Giacinta notò Benzina scrutarli con occhio civettuolo, e non poté fare a meno di affrontarlo verbalmente per capire cosa avesse in mente. Fu estremamente esplicita:
«Che cazzo hai da guardare Benzina...».
L'uomo non si aspettava un attacco così sfrontato e girò la testa dall'altra parte, cercando un modo qualunque per vincere l'imbarazzo. Dopotutto non aveva fatto nulla di male, se non provare un vivo sentimento d’amore per i due giovani.
«Niente di che. Mi chiedevo solo cosa vi sarebbe piaciuto fare da grandi...».
Disse la prima cosa che gli venne in mente.
«Bella domanda», ironizzò Radu.
Giacinta lo fissò con gli occhi spiritati, credendo che stesse in realtà tergiversando maliziosamente sulle sue forme; cosa che era già successa e non sopportava.
«Io vorrei fare la principessa delle barbabietole».
Radu rise di gusto. Benzina si abbandonò a un'espressione buffa.
«Senz'altro un bel lavoro. Deve essere molto remunerativo».
Sul volto di Radu e Giacinta prese forma un enorme punto interrogativo: certe volte non riuscivano proprio a capire i termini usati dall'amico di merende, unti dall’accademia evinta dalle letture sporadiche dei giornali. 
«Remu che?», bofonchiò Radu.
Benzina percepì tardi il problema: i due sinti era già tanto se riuscivano a esprimersi in italiano; figuriamoci il resto. Alcuni nomi e aggettivi non potevano essere di loro competenza. Avrebbe potuto pensarci.   
«Silenzio!», intervenne Teschio, con arroganza.
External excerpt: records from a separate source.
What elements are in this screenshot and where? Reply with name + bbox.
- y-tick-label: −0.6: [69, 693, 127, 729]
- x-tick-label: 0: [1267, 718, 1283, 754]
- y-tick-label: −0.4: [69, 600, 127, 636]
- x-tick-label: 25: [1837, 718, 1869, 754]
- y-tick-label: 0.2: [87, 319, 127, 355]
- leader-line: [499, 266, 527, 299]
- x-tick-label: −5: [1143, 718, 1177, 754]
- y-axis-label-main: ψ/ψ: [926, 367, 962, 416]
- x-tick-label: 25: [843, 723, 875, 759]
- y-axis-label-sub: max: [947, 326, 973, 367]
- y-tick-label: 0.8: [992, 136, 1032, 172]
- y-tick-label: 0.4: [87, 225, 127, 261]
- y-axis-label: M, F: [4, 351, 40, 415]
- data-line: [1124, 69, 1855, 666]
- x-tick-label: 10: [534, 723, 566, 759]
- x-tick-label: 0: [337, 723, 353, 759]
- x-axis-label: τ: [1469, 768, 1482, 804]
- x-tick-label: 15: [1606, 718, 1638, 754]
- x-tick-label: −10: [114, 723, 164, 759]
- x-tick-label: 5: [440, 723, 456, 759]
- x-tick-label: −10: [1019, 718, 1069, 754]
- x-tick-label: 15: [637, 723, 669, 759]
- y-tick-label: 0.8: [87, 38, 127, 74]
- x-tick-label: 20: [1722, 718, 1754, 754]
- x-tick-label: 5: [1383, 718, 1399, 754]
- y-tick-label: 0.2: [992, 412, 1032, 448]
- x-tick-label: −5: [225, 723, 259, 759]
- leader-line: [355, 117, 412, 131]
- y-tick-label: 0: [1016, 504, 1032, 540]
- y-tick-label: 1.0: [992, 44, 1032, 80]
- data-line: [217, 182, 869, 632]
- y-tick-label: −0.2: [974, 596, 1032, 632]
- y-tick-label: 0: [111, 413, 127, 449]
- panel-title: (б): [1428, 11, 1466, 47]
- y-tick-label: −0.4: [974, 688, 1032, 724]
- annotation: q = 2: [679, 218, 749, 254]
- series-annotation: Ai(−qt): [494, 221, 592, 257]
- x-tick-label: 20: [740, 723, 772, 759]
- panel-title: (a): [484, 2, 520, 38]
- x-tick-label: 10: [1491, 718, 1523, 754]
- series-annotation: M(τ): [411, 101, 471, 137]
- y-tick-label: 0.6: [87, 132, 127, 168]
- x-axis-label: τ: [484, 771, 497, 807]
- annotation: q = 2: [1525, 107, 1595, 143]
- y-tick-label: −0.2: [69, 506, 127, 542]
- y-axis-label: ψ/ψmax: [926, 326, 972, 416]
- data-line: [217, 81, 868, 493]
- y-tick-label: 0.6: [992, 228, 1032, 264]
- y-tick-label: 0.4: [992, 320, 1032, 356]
Un'automobile s'era appena fermata davanti all'entrata della ditta. Era una Mercedes cabrio: roba da ricchi. Scesero due persone: un uomo, sulla sessantina, ben vestito e con un cappello grigio, e una donna di una decina d'anni più giovane, anche lei dall'aria assai benestante. Impugnavano qualcosa che l’uomo non riuscì a mettere a fuoco. Lo capì più tardi, quand'erano oltre il cancello d'entrata: era una busta cartonata, contenente chissà cosa, che l’ospite pose sopra il davanzale, nei pressi dell'uscio da percorrere per raggiungere il covo della setta.
Aprirono la porta e si inoltrarono nel cuore del caseggiato che sorgeva di fianco alla ditta. Scomparvero velocemente, lasciando a bocca aperta Teschio e i suoi compari.
«Che dite?», blaterò Teschio, senza cognizione.
Nessuno fiatò, ma fu evidente a tutti che l'ora x fosse ormai scoccata.